Enlazando con lo que hemos anticipado en la entrada anterior, hay un problema esencialmente ciudadano, en cuanto a que es un problema relativo a la ciudad en conjunto: ese problema es la ebullición nerviosa general. Para empezar, andamos con prisa. Es una verdad de muy difícil refutación. Vamos por ahí a toda velocidad, frenéticamente, sin pensar bien en lo que hacemos, rematándolo todo de mala manera, y esto desemboca en la chapuza generalizada, que es el patrón rígido del funcionamiento del paîs. La gente conduce sus coches con una violencia fatídica; nos pisamos unos a otros por la calle; nos enfadamos con un camarero que tarda más de un minuto en servirnos un café. Aquel amable lector que esté leyendo esto desde una ubicación más o menos campestre se quedará extrañado y no reconocerá la realidad que aquí se describe. Eso se debe a que, por lo que parece, este problema de la celeridad demencial se da solamente en el mundo urbano; por el contrario, en los pueblos puede verse un ritmo acorde con aquellas frecuencias cardiacas identificadas como saludables. En los pueblos y en el ámbito rural se va más despacio y sin embargo se llega antes; esto no solamente es debido a las reducidas distancias, sino que, además, en las ciudades observamos la tremenda concentración de seres humanos y el recalentamiento nervioso que esta aglomeración provoca. La masa compacta de hombres en frotamiento proporciona una dificultad física para la convivencia, pero también aporta dificultades espirituales; por decirlo de otro modo, la aglomeración nos impide el paso físico de forma literal, pero también altera la mente y nos crispa, desembocando todo en la intransigencia de las cosas pequeñas.

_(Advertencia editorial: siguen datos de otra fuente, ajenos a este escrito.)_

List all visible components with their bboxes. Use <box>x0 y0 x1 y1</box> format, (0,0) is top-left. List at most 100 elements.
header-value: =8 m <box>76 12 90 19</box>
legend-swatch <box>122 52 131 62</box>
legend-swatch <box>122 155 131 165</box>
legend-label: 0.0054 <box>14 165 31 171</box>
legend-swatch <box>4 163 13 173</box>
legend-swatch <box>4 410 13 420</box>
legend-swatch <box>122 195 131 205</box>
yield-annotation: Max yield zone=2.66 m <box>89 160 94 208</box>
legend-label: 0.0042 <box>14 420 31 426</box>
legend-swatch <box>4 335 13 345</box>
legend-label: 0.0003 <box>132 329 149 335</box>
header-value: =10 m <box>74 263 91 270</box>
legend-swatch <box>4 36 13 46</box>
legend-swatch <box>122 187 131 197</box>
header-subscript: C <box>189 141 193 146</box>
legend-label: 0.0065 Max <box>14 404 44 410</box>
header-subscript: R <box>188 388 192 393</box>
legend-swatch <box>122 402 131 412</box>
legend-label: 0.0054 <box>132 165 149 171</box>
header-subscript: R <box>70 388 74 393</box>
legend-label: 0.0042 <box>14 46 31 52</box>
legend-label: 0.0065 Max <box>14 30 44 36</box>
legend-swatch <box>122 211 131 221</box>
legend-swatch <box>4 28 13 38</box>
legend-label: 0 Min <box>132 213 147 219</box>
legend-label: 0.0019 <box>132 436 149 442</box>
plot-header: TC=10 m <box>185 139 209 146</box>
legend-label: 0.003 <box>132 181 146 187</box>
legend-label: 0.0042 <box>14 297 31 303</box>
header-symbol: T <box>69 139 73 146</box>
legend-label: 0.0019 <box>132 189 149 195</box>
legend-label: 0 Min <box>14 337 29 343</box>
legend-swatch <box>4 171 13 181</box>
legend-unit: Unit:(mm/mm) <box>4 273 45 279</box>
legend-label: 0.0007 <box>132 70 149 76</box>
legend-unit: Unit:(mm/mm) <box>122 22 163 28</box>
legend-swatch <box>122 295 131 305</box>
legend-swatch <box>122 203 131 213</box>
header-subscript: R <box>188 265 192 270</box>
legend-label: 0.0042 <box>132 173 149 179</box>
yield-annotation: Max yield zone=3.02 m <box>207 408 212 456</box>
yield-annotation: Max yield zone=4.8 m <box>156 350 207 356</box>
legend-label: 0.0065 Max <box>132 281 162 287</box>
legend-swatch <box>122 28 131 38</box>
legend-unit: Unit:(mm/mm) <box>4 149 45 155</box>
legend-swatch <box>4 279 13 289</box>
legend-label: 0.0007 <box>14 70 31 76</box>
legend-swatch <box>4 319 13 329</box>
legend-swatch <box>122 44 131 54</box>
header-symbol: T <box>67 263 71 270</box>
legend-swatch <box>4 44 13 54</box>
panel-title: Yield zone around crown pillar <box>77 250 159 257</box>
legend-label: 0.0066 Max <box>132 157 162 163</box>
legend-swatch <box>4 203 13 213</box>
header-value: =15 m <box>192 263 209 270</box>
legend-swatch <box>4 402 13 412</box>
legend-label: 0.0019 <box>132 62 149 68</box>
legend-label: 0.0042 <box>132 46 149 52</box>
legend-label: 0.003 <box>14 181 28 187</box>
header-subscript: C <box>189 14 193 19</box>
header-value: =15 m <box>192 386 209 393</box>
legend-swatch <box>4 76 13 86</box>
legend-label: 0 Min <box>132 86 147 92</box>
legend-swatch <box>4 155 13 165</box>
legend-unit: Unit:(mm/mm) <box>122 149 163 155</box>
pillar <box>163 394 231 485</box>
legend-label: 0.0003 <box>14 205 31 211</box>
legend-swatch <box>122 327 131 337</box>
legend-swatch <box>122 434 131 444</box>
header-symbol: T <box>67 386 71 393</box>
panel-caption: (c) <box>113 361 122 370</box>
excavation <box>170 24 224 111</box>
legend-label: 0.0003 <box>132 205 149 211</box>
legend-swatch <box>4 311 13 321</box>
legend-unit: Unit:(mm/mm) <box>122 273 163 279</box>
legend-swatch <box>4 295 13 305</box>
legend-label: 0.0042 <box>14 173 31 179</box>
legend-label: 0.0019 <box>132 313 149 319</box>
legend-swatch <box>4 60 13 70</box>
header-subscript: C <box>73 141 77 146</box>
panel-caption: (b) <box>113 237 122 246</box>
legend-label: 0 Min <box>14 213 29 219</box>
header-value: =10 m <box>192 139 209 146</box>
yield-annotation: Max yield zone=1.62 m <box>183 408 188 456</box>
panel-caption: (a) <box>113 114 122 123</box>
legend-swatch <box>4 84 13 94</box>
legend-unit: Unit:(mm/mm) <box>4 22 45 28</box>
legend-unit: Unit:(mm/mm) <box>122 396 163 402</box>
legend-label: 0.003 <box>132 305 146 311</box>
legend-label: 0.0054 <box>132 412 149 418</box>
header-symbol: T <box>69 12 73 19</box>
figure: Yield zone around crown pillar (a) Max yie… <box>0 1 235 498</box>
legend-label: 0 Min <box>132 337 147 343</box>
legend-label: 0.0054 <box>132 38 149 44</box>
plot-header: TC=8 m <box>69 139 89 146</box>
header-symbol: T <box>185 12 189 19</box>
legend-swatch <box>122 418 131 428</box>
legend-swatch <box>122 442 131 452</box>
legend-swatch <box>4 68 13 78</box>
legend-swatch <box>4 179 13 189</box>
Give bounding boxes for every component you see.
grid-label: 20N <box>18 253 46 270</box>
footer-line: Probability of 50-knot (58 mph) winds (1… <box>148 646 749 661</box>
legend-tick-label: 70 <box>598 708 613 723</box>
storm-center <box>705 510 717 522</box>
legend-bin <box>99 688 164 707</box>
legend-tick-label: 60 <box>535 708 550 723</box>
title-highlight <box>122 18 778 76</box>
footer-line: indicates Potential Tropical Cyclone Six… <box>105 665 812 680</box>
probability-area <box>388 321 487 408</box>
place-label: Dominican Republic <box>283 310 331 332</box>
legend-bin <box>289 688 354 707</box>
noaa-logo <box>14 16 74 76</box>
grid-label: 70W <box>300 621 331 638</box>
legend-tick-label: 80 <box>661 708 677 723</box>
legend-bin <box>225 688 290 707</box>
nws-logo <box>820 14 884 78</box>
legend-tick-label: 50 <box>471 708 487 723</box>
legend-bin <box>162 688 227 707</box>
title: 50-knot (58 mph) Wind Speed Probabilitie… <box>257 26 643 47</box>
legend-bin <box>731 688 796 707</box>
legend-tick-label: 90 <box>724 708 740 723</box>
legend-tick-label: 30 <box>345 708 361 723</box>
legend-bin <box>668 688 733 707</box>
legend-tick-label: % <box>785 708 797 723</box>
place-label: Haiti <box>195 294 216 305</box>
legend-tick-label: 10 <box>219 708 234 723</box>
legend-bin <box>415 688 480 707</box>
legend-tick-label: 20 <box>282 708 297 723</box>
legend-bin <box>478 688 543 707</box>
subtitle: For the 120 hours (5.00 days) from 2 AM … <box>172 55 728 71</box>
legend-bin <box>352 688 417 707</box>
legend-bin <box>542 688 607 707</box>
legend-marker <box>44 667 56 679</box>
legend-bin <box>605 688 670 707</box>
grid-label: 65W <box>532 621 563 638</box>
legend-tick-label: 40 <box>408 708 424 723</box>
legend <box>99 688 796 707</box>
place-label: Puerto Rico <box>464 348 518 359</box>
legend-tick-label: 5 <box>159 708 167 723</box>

Esta intransigencia urbana es un virus que provoca reacciones nefastas. Empezamos por no tolerar ni el más mínimo retraso o contratiempo y acabamos considerando al prójimo no como un potencial compadre, proveedor o cliente, sino como el enemigo, el hombre que quiere quitarnos nuestro puesto, nuestra hacienda y nuestros derechos. Esa desconfianza tiene consecuencias horribles para la buena marcha del comercio; además, el hecho de considerar que todo el mundo está conspirando contra nosotros añade un elemento de desestabilización personal incuestionable, cosa que no hace sino empeorar la situación creada e imposibilita una salida a esta encerrona psicológica.
Todo esto hay que evitarlo. Ya no por la mera urbanidad o por buscar un decoro social aceptable, sino por la viabilidad de nuestro sistema, y porque además hay un movimiento demográfico en curso en el que podemos tener un punto de apoyo. Seguiremos avanzando sobre estas premisas en próximas entradas de este modestísimo blog.